Army veterans more likely to have heart disease: Study
Washington D.C, Mar 16 : After the war is over in the battlefield, army veterans face a new threat. According to a recent study, veteran soldiers are more likely to have heart disease at a younger age, when compared with non-veterans.
Because of the wars in Afghanistan and Iraq, we have a relatively large, new, younger generation of veterans who are going to survive for 30 or 40 years after their war experience, said Ramon Hinojosa, lead author of the study published in the Journal of American Board of Family Medicine.
The study indicates that perhaps the healthy-soldier effect is no longer guaranteed.
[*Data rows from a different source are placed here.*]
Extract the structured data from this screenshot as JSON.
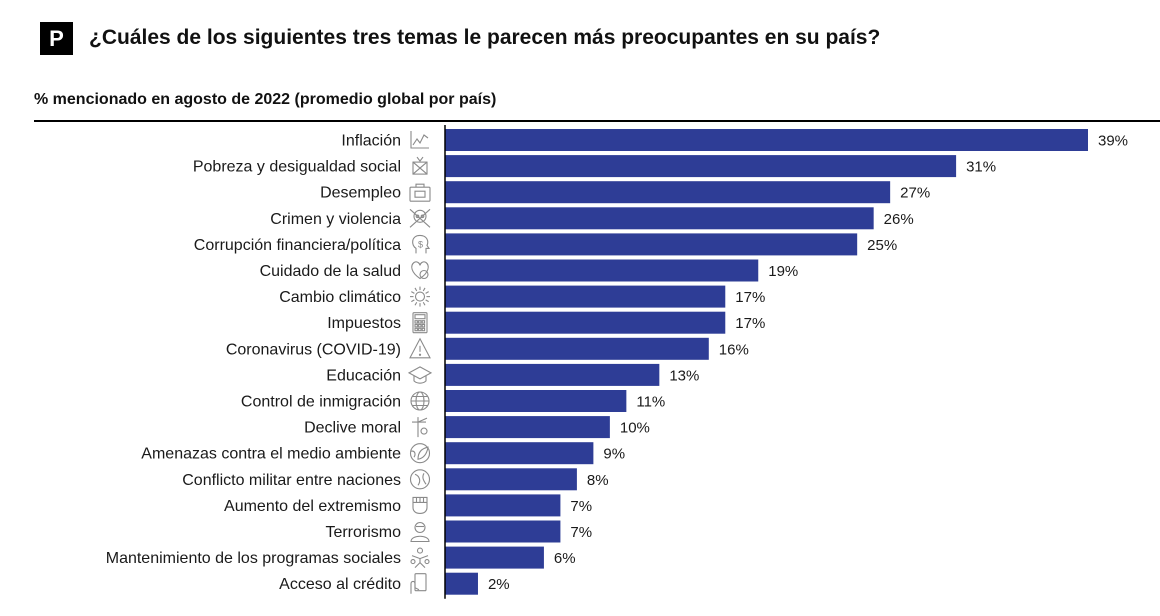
{
  "header": {
    "badge": "P",
    "title": "¿Cuáles de los siguientes tres temas le parecen más preocupantes en su país?",
    "subtitle": "% mencionado en agosto de 2022 (promedio global por país)"
  },
  "colors": {
    "bar": "#2e3d96",
    "axis": "#000000",
    "icon": "#8a8a8a"
  },
  "chart_data": {
    "type": "bar",
    "orientation": "horizontal",
    "title": "¿Cuáles de los siguientes tres temas le parecen más preocupantes en su país?",
    "subtitle": "% mencionado en agosto de 2022 (promedio global por país)",
    "xlim": [
      0,
      39
    ],
    "grid": false,
    "categories": [
      "Inflación",
      "Pobreza y desigualdad social",
      "Desempleo",
      "Crimen y violencia",
      "Corrupción financiera/política",
      "Cuidado de la salud",
      "Cambio climático",
      "Impuestos",
      "Coronavirus (COVID-19)",
      "Educación",
      "Control de inmigración",
      "Declive moral",
      "Amenazas contra el medio ambiente",
      "Conflicto militar entre naciones",
      "Aumento del extremismo",
      "Terrorismo",
      "Mantenimiento de los programas sociales",
      "Acceso al crédito"
    ],
    "values": [
      39,
      31,
      27,
      26,
      25,
      19,
      17,
      17,
      16,
      13,
      11,
      10,
      9,
      8,
      7,
      7,
      6,
      2
    ],
    "value_labels": [
      "39%",
      "31%",
      "27%",
      "26%",
      "25%",
      "19%",
      "17%",
      "17%",
      "16%",
      "13%",
      "11%",
      "10%",
      "9%",
      "8%",
      "7%",
      "7%",
      "6%",
      "2%"
    ],
    "icons": [
      "chart-icon",
      "poverty-icon",
      "briefcase-icon",
      "skull-icon",
      "money-head-icon",
      "health-icon",
      "sun-icon",
      "calculator-icon",
      "warning-icon",
      "graduation-cap-icon",
      "globe-icon",
      "moral-icon",
      "earth-leaf-icon",
      "conflict-icon",
      "fist-icon",
      "terrorist-icon",
      "social-programs-icon",
      "credit-icon"
    ]
  }
}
The effect refers to the tendency for active-duty service members to be more physically fit and less overweight than same-age, nonmilitary individuals. It's a phenomenon that Hinojosa explores in ongoing research.
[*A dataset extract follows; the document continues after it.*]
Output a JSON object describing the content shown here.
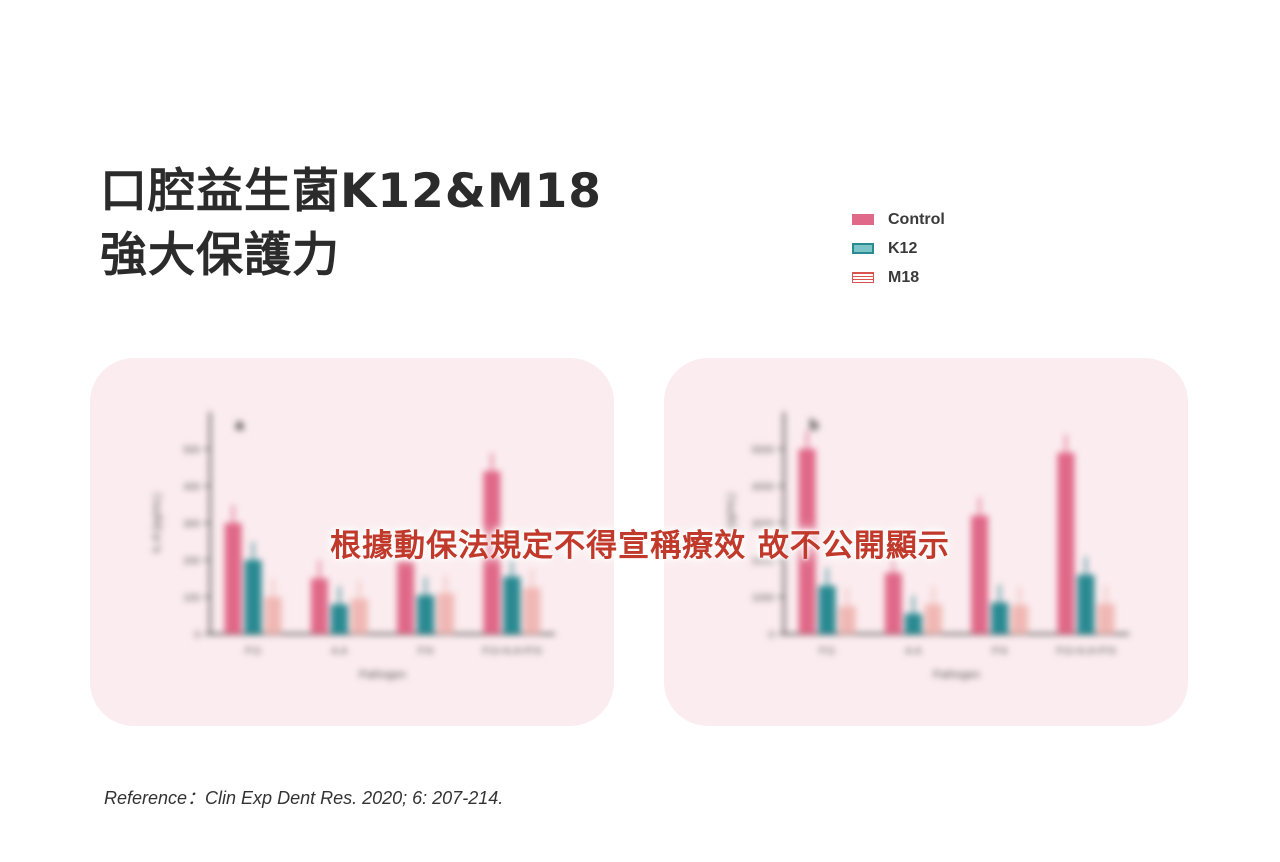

The outcome of the analysis suggested that not only does the healthy-soldier effect not seem as potent as it once was, in fact, what I see is veterans tend to have cardiovascular morbidity earlier than nonveterans, and they tend to have a greater number of conditions, Hinojosa says.
The researcher said the change could be due to the nature of conflict in Iraq and Afghanistan, modern warfare, changing diets, changing approaches to leisure and exercise, higher rates of obesity in younger veterans than nonveterans at the same age, and higher rates of drinking, smoking and mental illness.
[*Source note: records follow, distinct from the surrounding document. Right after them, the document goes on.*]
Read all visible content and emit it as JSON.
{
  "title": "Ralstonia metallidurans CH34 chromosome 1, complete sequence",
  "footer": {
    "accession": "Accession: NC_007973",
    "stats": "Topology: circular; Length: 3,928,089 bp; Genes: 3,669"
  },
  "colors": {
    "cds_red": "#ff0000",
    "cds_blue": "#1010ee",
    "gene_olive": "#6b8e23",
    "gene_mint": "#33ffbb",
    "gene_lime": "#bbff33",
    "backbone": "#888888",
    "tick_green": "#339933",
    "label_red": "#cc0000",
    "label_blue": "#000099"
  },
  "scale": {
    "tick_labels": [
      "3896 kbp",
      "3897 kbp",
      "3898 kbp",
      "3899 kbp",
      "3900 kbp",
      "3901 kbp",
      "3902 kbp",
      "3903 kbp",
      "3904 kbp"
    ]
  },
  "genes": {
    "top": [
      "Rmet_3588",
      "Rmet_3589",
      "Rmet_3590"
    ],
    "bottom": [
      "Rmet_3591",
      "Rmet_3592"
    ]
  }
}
In light of these results, Hinojosa said it is important for health practitioners to look closely at cardiovascular health for younger veterans so they can address preventative approaches to ward off early onset of cardiovascular diseases.
Hinojosa looked at five particular cardiovascular conditions reported in the survey and their association with veteran status and socio demographic status, including age.
Responses from 153,556 individuals were used, and the study looked at pooled survey data from 2012, 2013, 2014 and 2015, the most recent available data at the time.
From age 35 to about age 70, veterans reported significantly more cardiovascular conditions than nonveterans. After age 70, nonveterans reported more cardiovascular conditions than veterans.
The switch could be due to fewer veterans surviving into older age because of cardiovascular diseases, Hinojosa said.